- Developer: Joker Studio
- Publisher: NetEase Games
- Platforms: Android; iOS; PlayStation 5; Windows; Xbox Series X/S;
- Genres: Role-playing, roguelike
- Mode: Single-player

= Sea of Remnants =

Upcoming video game

Sea of Remnants is an upcoming free-to-play ocean-fantasy role-playing video game developed by Joker Studio and published by NetEase Games. It is scheduled for release in 2027 for PlayStation 5, Windows, and Xbox Series X/S.

The game features a hybrid structure combining turn-based combat during land exploration with real-time naval battles at sea, alongside roguelike progression systems.

== Gameplay ==
Sea of Remnants is structured around two primary gameplay modes: land-based exploration and maritime navigation.

On land, players engage in turn-based combat, assembling teams of characters with distinct abilities. Combat emphasizes strategic decision-making, including skill timing and team composition.

At sea, the game transitions into real-time naval combat, where players command a ship, engage enemy vessels and sea creatures, and navigate environmental hazards. Ship systems focus on functional upgrades and crew management rather than cosmetic customization.

The game incorporates roguelike elements, including variable encounters, progression resets, and evolving conditions influenced by player actions.

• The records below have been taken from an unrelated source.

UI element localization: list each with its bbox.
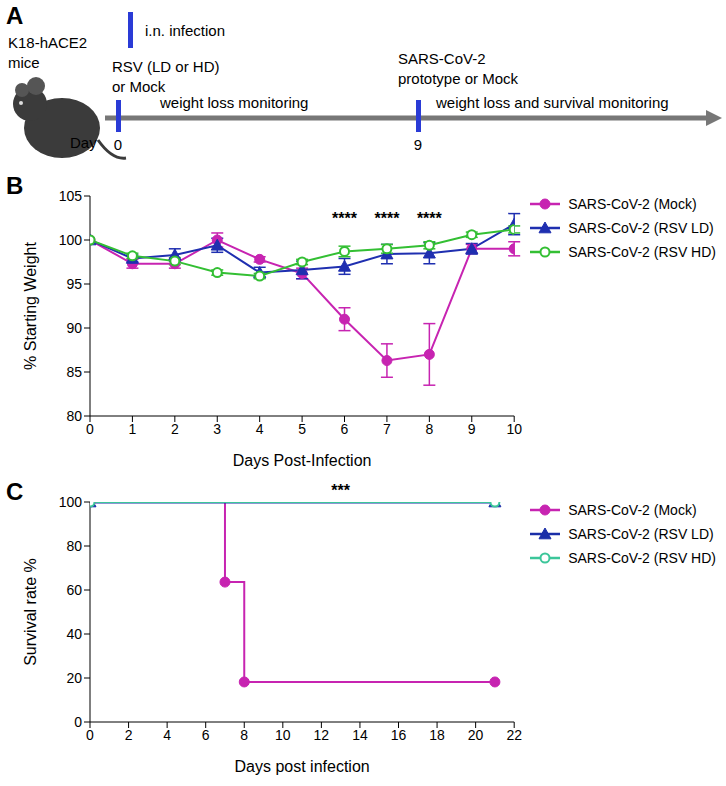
svg-text:85: 85	[66, 364, 82, 380]
svg-text:0: 0	[74, 714, 82, 730]
svg-text:****: ****	[374, 210, 400, 227]
svg-text:mice: mice	[8, 54, 40, 71]
svg-text:6: 6	[202, 727, 210, 743]
svg-text:Days post infection: Days post infection	[235, 758, 370, 775]
svg-text:K18-hACE2: K18-hACE2	[8, 34, 87, 51]
svg-text:7: 7	[383, 421, 391, 437]
html-text:SARS-CoV-2 (RSV HD): SARS-CoV-2 (RSV HD)	[568, 550, 716, 566]
svg-text:80: 80	[66, 408, 82, 424]
svg-text:1: 1	[129, 421, 137, 437]
svg-text:20: 20	[468, 727, 484, 743]
svg-text:i.n. infection: i.n. infection	[145, 22, 225, 39]
svg-text:or Mock: or Mock	[112, 78, 166, 95]
svg-text:9: 9	[414, 136, 422, 153]
svg-text:105: 105	[59, 188, 83, 204]
html-text:C: C	[6, 478, 24, 505]
svg-text:40: 40	[66, 626, 82, 642]
html-text:SARS-CoV-2 (Mock): SARS-CoV-2 (Mock)	[568, 502, 697, 518]
html-text:SARS-CoV-2 (RSV LD): SARS-CoV-2 (RSV LD)	[568, 526, 714, 542]
svg-text:2: 2	[171, 421, 179, 437]
svg-text:4: 4	[256, 421, 264, 437]
svg-text:0: 0	[86, 727, 94, 743]
html-text:B: B	[6, 172, 24, 199]
html-text:A: A	[6, 2, 24, 29]
svg-text:80: 80	[66, 538, 82, 554]
svg-text:****: ****	[332, 210, 358, 227]
svg-text:Day: Day	[70, 134, 97, 151]
svg-text:18: 18	[429, 727, 445, 743]
svg-text:14: 14	[352, 727, 368, 743]
svg-text:3: 3	[213, 421, 221, 437]
svg-text:weight loss monitoring: weight loss monitoring	[159, 94, 308, 111]
svg-text:SARS-CoV-2: SARS-CoV-2	[398, 50, 486, 67]
svg-text:Survival rate %: Survival rate %	[22, 558, 39, 666]
svg-text:100: 100	[59, 494, 83, 510]
svg-text:0: 0	[86, 421, 94, 437]
svg-text:10: 10	[506, 421, 522, 437]
html-text:SARS-CoV-2 (RSV LD): SARS-CoV-2 (RSV LD)	[568, 220, 714, 236]
svg-text:5: 5	[298, 421, 306, 437]
svg-text:4: 4	[163, 727, 171, 743]
svg-text:90: 90	[66, 320, 82, 336]
svg-text:RSV (LD or HD): RSV (LD or HD)	[112, 58, 220, 75]
svg-text:2: 2	[125, 727, 133, 743]
svg-text:95: 95	[66, 276, 82, 292]
svg-text:9: 9	[468, 421, 476, 437]
svg-text:Days Post-Infection: Days Post-Infection	[233, 452, 372, 469]
svg-text:6: 6	[341, 421, 349, 437]
svg-text:prototype or Mock: prototype or Mock	[398, 70, 519, 87]
svg-text:% Starting Weight: % Starting Weight	[22, 242, 39, 370]
svg-text:8: 8	[425, 421, 433, 437]
svg-text:60: 60	[66, 582, 82, 598]
svg-text:100: 100	[59, 232, 83, 248]
svg-text:20: 20	[66, 670, 82, 686]
svg-text:16: 16	[391, 727, 407, 743]
svg-text:22: 22	[506, 727, 522, 743]
svg-text:8: 8	[240, 727, 248, 743]
svg-text:weight loss and survival monit: weight loss and survival monitoring	[435, 94, 669, 111]
svg-text:****: ****	[417, 210, 443, 227]
html-text:SARS-CoV-2 (Mock): SARS-CoV-2 (Mock)	[568, 196, 697, 212]
svg-text:10: 10	[275, 727, 291, 743]
html-text:SARS-CoV-2 (RSV HD): SARS-CoV-2 (RSV HD)	[568, 244, 716, 260]
svg-text:0: 0	[114, 136, 122, 153]
svg-text:12: 12	[314, 727, 330, 743]
svg-text:***: ***	[331, 482, 350, 499]
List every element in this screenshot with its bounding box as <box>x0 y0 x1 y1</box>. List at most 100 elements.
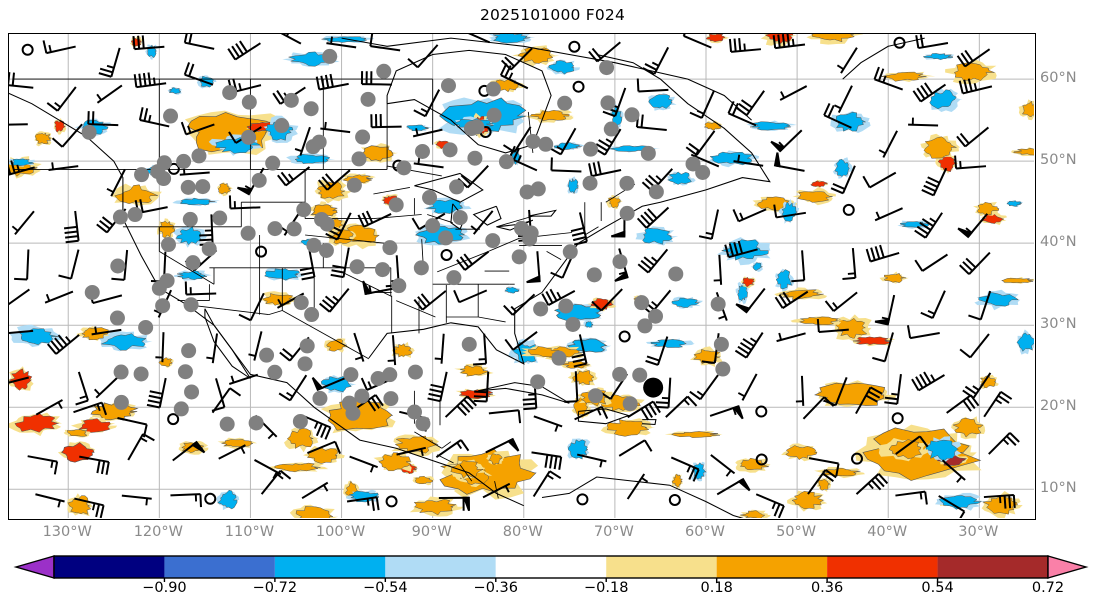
wind-barb <box>698 209 720 240</box>
wind-barb <box>180 121 215 136</box>
wind-barb <box>635 114 667 132</box>
wind-barb <box>9 329 34 335</box>
station-circle <box>624 107 640 123</box>
station-circle <box>622 396 638 412</box>
station-circle <box>442 142 458 158</box>
station-circle <box>113 394 129 410</box>
wind-barb <box>482 482 511 499</box>
wind-barb <box>248 331 263 361</box>
wind-barb <box>369 34 401 52</box>
wind-barb <box>357 210 392 228</box>
wind-barb <box>526 251 541 284</box>
colorbar-tick-label-5: 0.18 <box>700 580 733 596</box>
wind-barb <box>500 47 533 71</box>
station-circle <box>303 101 319 117</box>
wind-barb <box>685 130 716 156</box>
wind-barb <box>35 493 65 508</box>
wind-barb <box>27 455 59 475</box>
wind-barb <box>689 90 715 119</box>
wind-barb <box>710 454 736 477</box>
wind-barb <box>655 377 672 409</box>
wind-barb <box>504 331 538 351</box>
wind-barb <box>96 84 123 104</box>
colorbar-tick-label-1: −0.72 <box>252 580 298 596</box>
wind-barb <box>914 253 948 272</box>
station-circle <box>292 413 308 429</box>
wind-barb <box>988 432 1020 455</box>
wind-barb <box>824 291 858 312</box>
station-circle <box>241 94 257 110</box>
station-circle <box>283 92 299 108</box>
wind-barb <box>895 490 928 505</box>
station-circle <box>241 129 257 145</box>
station-circle <box>511 249 527 265</box>
colorbar[interactable]: −0.90 −0.72 −0.54 −0.36 −0.18 0.18 0.36 0.54 0.7… <box>8 552 1098 610</box>
station-circle <box>533 301 549 317</box>
wind-barb <box>146 377 167 409</box>
wind-barb <box>427 371 448 403</box>
station-circle <box>538 136 554 152</box>
wind-barb <box>626 473 649 500</box>
station-circle <box>240 225 256 241</box>
station-circle <box>388 197 404 213</box>
lon-tick-label-8: 50°W <box>776 524 817 540</box>
wind-barb <box>326 36 357 49</box>
wind-barb <box>550 157 582 173</box>
wind-barb <box>387 335 397 366</box>
station-circle <box>498 154 514 170</box>
wind-barb <box>360 71 392 86</box>
wind-barb <box>906 325 940 340</box>
wind-barb <box>407 44 439 69</box>
station-circle <box>407 364 423 380</box>
wind-barb <box>842 247 857 281</box>
station-circle <box>612 366 628 382</box>
station-circle <box>81 124 97 140</box>
station-circle <box>201 241 217 257</box>
colorbar-swatches <box>13 555 1089 582</box>
wind-barb <box>724 240 758 259</box>
wind-barb <box>9 72 34 89</box>
station-circle <box>156 171 172 187</box>
contour-band <box>567 338 608 353</box>
wind-barb <box>564 371 579 403</box>
wind-barb <box>637 248 669 274</box>
wind-barb <box>79 455 110 475</box>
wind-barb <box>413 156 444 169</box>
colorbar-segment-4 <box>385 556 496 578</box>
station-circle <box>376 63 392 79</box>
station-circle <box>413 260 429 276</box>
wind-barb <box>795 375 805 406</box>
wind-barb <box>774 290 809 309</box>
wind-barb <box>727 100 757 127</box>
wind-barb <box>807 468 837 495</box>
station-circle <box>640 145 656 161</box>
wind-barb <box>968 290 992 321</box>
wind-barb <box>957 213 989 239</box>
wind-barb <box>155 332 165 363</box>
lon-tick-label-6: 70°W <box>593 524 634 540</box>
station-circle <box>414 143 430 159</box>
station-circle <box>382 367 398 383</box>
station-circle <box>183 297 199 313</box>
colorbar-segment-3 <box>274 556 386 578</box>
map-plot-area[interactable] <box>8 33 1036 520</box>
station-circle <box>176 153 192 169</box>
wind-barb <box>35 399 63 416</box>
station-circle <box>486 107 502 123</box>
station-circle <box>583 141 599 157</box>
wind-barb <box>396 446 427 457</box>
lat-tick-label-1: 50°N <box>1040 152 1077 169</box>
station-circle <box>485 233 501 249</box>
wind-barb <box>878 130 898 158</box>
wind-barb <box>44 290 74 304</box>
wind-barb <box>91 326 122 336</box>
wind-barb <box>682 34 712 49</box>
station-circle <box>485 81 501 97</box>
station-circle <box>600 95 616 111</box>
station-circle <box>461 336 477 352</box>
wind-barb <box>413 290 447 311</box>
wind-barb <box>532 470 562 498</box>
colorbar-under-extend <box>13 555 55 579</box>
wind-barb <box>473 371 490 403</box>
wind-barb <box>9 123 28 126</box>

Players can recruit a wide range of characters, each contributing unique abilities to both combat and exploration.

== Setting ==
The game is set in a fictional ocean world centered around Orbtopia, the City Between Voyages, a hub that evolves based on player progression and decisions.

The setting features stylized non-human characters and a narrative centered on memory loss and rediscovery. Players explore islands, encounter events, and uncover fragments of the protagonist’s past.

== Development ==
Sea of Remnants is developed by Joker Studio and published by NetEase Games. The game was formally revealed in 2026, alongside a character-focused trailer introducing one of its central figures.

According to the developers, the project was designed to combine narrative-driven exploration with systemic gameplay, including roguelike progression and hybrid combat systems spanning both land and sea.

A closed alpha test, referred to as the "Wanderer Alpha", was conducted prior to release to gather player feedback and refine gameplay systems.

== Reception ==
Pre-release coverage of Sea of Remnants has focused on its hybrid combat design and distinctive visual style.

Several outlets noted the contrast between turn-based land combat and real-time naval gameplay as a defining feature of the title.

Commentary has also highlighted the game’s roguelike structure and its emphasis on replayability through variable encounters and evolving world states.